In Week 18 of the 2021 season, Walker had 13 tackles and an interception in a 37-30 win over the Packers, earning NFC Defensive Player of the Week.

Walker ended the season with 108 tackles, one interception, and 6 defended passes.

====2022 season====
On March 15, 2022, Walker signed a three-year, $25 million contract extension with the Lions through the 2024 season. He started all three of his appearances for Detroit, recording one pass defensed, one sack, and 20 combined tackles. On September 27, Walker was placed on injured reserve after suffering a torn Achilles tendon in Week 3.

====2023 season====
Walker was limited in 2023 coming off of his injury and saw limited action while mainly playing on special teams.

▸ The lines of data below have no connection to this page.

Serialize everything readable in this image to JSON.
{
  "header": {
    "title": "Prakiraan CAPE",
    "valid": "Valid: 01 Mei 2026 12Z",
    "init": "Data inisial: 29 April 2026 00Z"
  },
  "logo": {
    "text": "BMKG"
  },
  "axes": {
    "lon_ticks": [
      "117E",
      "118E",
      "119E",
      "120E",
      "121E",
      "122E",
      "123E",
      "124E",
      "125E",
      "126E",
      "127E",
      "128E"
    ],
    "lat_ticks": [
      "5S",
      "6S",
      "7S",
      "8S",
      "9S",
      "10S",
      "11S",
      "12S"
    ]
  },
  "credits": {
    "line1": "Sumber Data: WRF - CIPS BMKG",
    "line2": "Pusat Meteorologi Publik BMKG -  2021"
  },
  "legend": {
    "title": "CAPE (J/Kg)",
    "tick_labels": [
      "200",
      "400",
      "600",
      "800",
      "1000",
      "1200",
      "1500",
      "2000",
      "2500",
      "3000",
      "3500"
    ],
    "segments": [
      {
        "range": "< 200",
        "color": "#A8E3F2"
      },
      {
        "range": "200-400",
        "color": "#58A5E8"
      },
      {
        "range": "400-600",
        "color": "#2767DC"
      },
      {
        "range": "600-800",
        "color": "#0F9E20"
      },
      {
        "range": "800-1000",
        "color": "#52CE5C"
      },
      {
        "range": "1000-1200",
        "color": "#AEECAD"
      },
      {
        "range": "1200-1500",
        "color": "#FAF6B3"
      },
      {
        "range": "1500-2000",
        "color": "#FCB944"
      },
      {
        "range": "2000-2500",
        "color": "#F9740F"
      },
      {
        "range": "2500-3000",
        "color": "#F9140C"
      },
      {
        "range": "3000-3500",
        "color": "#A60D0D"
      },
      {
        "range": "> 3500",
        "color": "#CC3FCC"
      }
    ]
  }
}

On February 20, 2024, Walker was released by the Lions after six seasons to free cap space for other players.

===San Francisco 49ers===
On August 8, 2024, Walker signed with the San Francisco 49ers. He was released by the 49ers on August 27, and was subsequently re-signed to the team's practice squad. Walker was released by the 49ers again on September 24.

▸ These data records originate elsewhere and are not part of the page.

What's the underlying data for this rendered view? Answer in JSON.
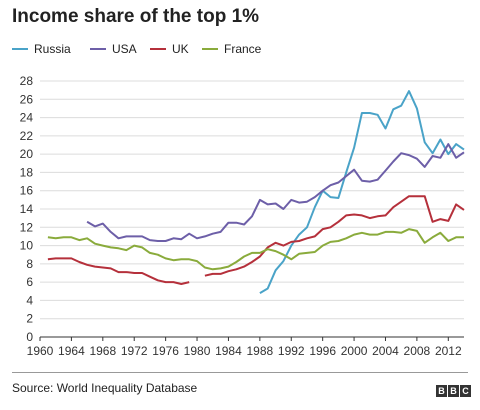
{
  "title": "Income share of the top 1%",
  "source": "Source: World Inequality Database",
  "logo": [
    "B",
    "B",
    "C"
  ],
  "colors": {
    "Russia": "#4aa3c8",
    "USA": "#6d5fa8",
    "UK": "#b5303b",
    "France": "#8aab3c",
    "grid": "#dcdcdc"
  },
  "chart_data": {
    "type": "line",
    "title": "Income share of the top 1%",
    "xlim": [
      1960,
      2014
    ],
    "ylim": [
      0,
      28
    ],
    "xticks": [
      "1960",
      "1964",
      "1968",
      "1972",
      "1976",
      "1980",
      "1984",
      "1988",
      "1992",
      "1996",
      "2000",
      "2004",
      "2008",
      "2012"
    ],
    "yticks": [
      "0",
      "2",
      "4",
      "6",
      "8",
      "10",
      "12",
      "14",
      "16",
      "18",
      "20",
      "22",
      "24",
      "26",
      "28"
    ],
    "grid": "horizontal",
    "legend_position": "top-left",
    "series": [
      {
        "name": "Russia",
        "color": "#4aa3c8",
        "x": [
          1988,
          1989,
          1990,
          1991,
          1992,
          1993,
          1994,
          1995,
          1996,
          1997,
          1998,
          1999,
          2000,
          2001,
          2002,
          2003,
          2004,
          2005,
          2006,
          2007,
          2008,
          2009,
          2010,
          2011,
          2012,
          2013,
          2014
        ],
        "y": [
          4.8,
          5.3,
          7.3,
          8.3,
          10.0,
          11.2,
          12.0,
          14.2,
          16.0,
          15.3,
          15.2,
          18.0,
          20.7,
          24.5,
          24.5,
          24.3,
          22.8,
          24.9,
          25.3,
          26.9,
          25.0,
          21.3,
          20.1,
          21.6,
          20.0,
          21.1,
          20.5
        ]
      },
      {
        "name": "USA",
        "color": "#6d5fa8",
        "x": [
          1966,
          1967,
          1968,
          1969,
          1970,
          1971,
          1972,
          1973,
          1974,
          1975,
          1976,
          1977,
          1978,
          1979,
          1980,
          1981,
          1982,
          1983,
          1984,
          1985,
          1986,
          1987,
          1988,
          1989,
          1990,
          1991,
          1992,
          1993,
          1994,
          1995,
          1996,
          1997,
          1998,
          1999,
          2000,
          2001,
          2002,
          2003,
          2004,
          2005,
          2006,
          2007,
          2008,
          2009,
          2010,
          2011,
          2012,
          2013,
          2014
        ],
        "y": [
          12.6,
          12.1,
          12.4,
          11.5,
          10.8,
          11.0,
          11.0,
          11.0,
          10.6,
          10.5,
          10.5,
          10.8,
          10.7,
          11.3,
          10.8,
          11.0,
          11.3,
          11.5,
          12.5,
          12.5,
          12.3,
          13.2,
          15.0,
          14.5,
          14.6,
          14.0,
          15.0,
          14.7,
          14.8,
          15.3,
          16.0,
          16.6,
          16.9,
          17.6,
          18.3,
          17.1,
          17.0,
          17.2,
          18.2,
          19.2,
          20.1,
          19.9,
          19.5,
          18.6,
          19.8,
          19.6,
          21.1,
          19.6,
          20.2
        ]
      },
      {
        "name": "UK",
        "color": "#b5303b",
        "x": [
          1961,
          1962,
          1963,
          1964,
          1965,
          1966,
          1967,
          1968,
          1969,
          1970,
          1971,
          1972,
          1973,
          1974,
          1975,
          1976,
          1977,
          1978,
          1979
        ],
        "y": [
          8.5,
          8.6,
          8.6,
          8.6,
          8.2,
          7.9,
          7.7,
          7.6,
          7.5,
          7.1,
          7.1,
          7.0,
          7.0,
          6.6,
          6.2,
          6.0,
          6.0,
          5.8,
          6.0
        ]
      },
      {
        "name": "UK",
        "color": "#b5303b",
        "x": [
          1981,
          1982,
          1983,
          1984,
          1985,
          1986,
          1987,
          1988,
          1989,
          1990,
          1991,
          1992,
          1993,
          1994,
          1995,
          1996,
          1997,
          1998,
          1999,
          2000,
          2001,
          2002,
          2003,
          2004,
          2005,
          2006,
          2007,
          2008,
          2009,
          2010,
          2011,
          2012,
          2013,
          2014
        ],
        "y": [
          6.7,
          6.9,
          6.9,
          7.2,
          7.4,
          7.7,
          8.2,
          8.8,
          9.8,
          10.3,
          10.0,
          10.4,
          10.5,
          10.8,
          11.0,
          11.8,
          12.0,
          12.6,
          13.3,
          13.4,
          13.3,
          13.0,
          13.2,
          13.3,
          14.2,
          14.8,
          15.4,
          15.4,
          15.4,
          12.6,
          12.9,
          12.7,
          14.5,
          13.9
        ]
      },
      {
        "name": "France",
        "color": "#8aab3c",
        "x": [
          1961,
          1962,
          1963,
          1964,
          1965,
          1966,
          1967,
          1968,
          1969,
          1970,
          1971,
          1972,
          1973,
          1974,
          1975,
          1976,
          1977,
          1978,
          1979,
          1980,
          1981,
          1982,
          1983,
          1984,
          1985,
          1986,
          1987,
          1988,
          1989,
          1990,
          1991,
          1992,
          1993,
          1994,
          1995,
          1996,
          1997,
          1998,
          1999,
          2000,
          2001,
          2002,
          2003,
          2004,
          2005,
          2006,
          2007,
          2008,
          2009,
          2010,
          2011,
          2012,
          2013,
          2014
        ],
        "y": [
          10.9,
          10.8,
          10.9,
          10.9,
          10.6,
          10.8,
          10.2,
          10.0,
          9.8,
          9.7,
          9.5,
          10.0,
          9.8,
          9.2,
          9.0,
          8.6,
          8.4,
          8.5,
          8.5,
          8.3,
          7.6,
          7.4,
          7.5,
          7.7,
          8.2,
          8.8,
          9.2,
          9.2,
          9.6,
          9.4,
          9.0,
          8.5,
          9.1,
          9.2,
          9.3,
          10.0,
          10.4,
          10.5,
          10.8,
          11.2,
          11.4,
          11.2,
          11.2,
          11.5,
          11.5,
          11.4,
          11.8,
          11.6,
          10.3,
          10.9,
          11.4,
          10.5,
          10.9,
          10.9
        ]
      }
    ]
  }
}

On August 6, 2025, Walker was suspended 12 games by the NFL for undisclosed reasons.

==NFL career statistics==

Year: Team; Games; Tackles; Interceptions; Fumbles
GP: GS; Cmb; Solo; Ast; Sck; PD; Int; Yds; Avg; Lng; TD; FF; FR; Yds; TD
2018: DET; 16; 0; 21; 18; 3; 0.0; 2; 1; 0; 0.0; 0; 0; 0; 0; 0; 0
2019: DET; 13; 12; 103; 82; 21; 0.0; 8; 1; 0; 0.0; 0; 0; 1; 0; 0; 0
2020: DET; 15; 7; 87; 64; 23; 1.0; 4; 0; 0; 0.0; 0; 0; 0; 0; 0; 0
2021: DET; 15; 15; 108; 74; 34; 1.0; 6; 1; 5; 5.0; 5; 0; 0; 0; 0; 0
2022: DET; 3; 3; 20; 11; 9; 1.0; 1; 0; 0; 0.0; 0; 0; 0; 0; 0; 0
2023: DET; 17; 6; 59; 42; 17; 1.0; 2; 0; 0; 0.0; 0; 0; 1; 0; 0; 0
Career: 79; 43; 398; 291; 107; 4.0; 23; 3; 5; 1.7; 5; 0; 2; 0; 0; 0

==Personal life==
Walker is second cousins with former Lions teammate Darius Slay. Another second cousin, Ahmaud Arbery, was murdered in February 2020.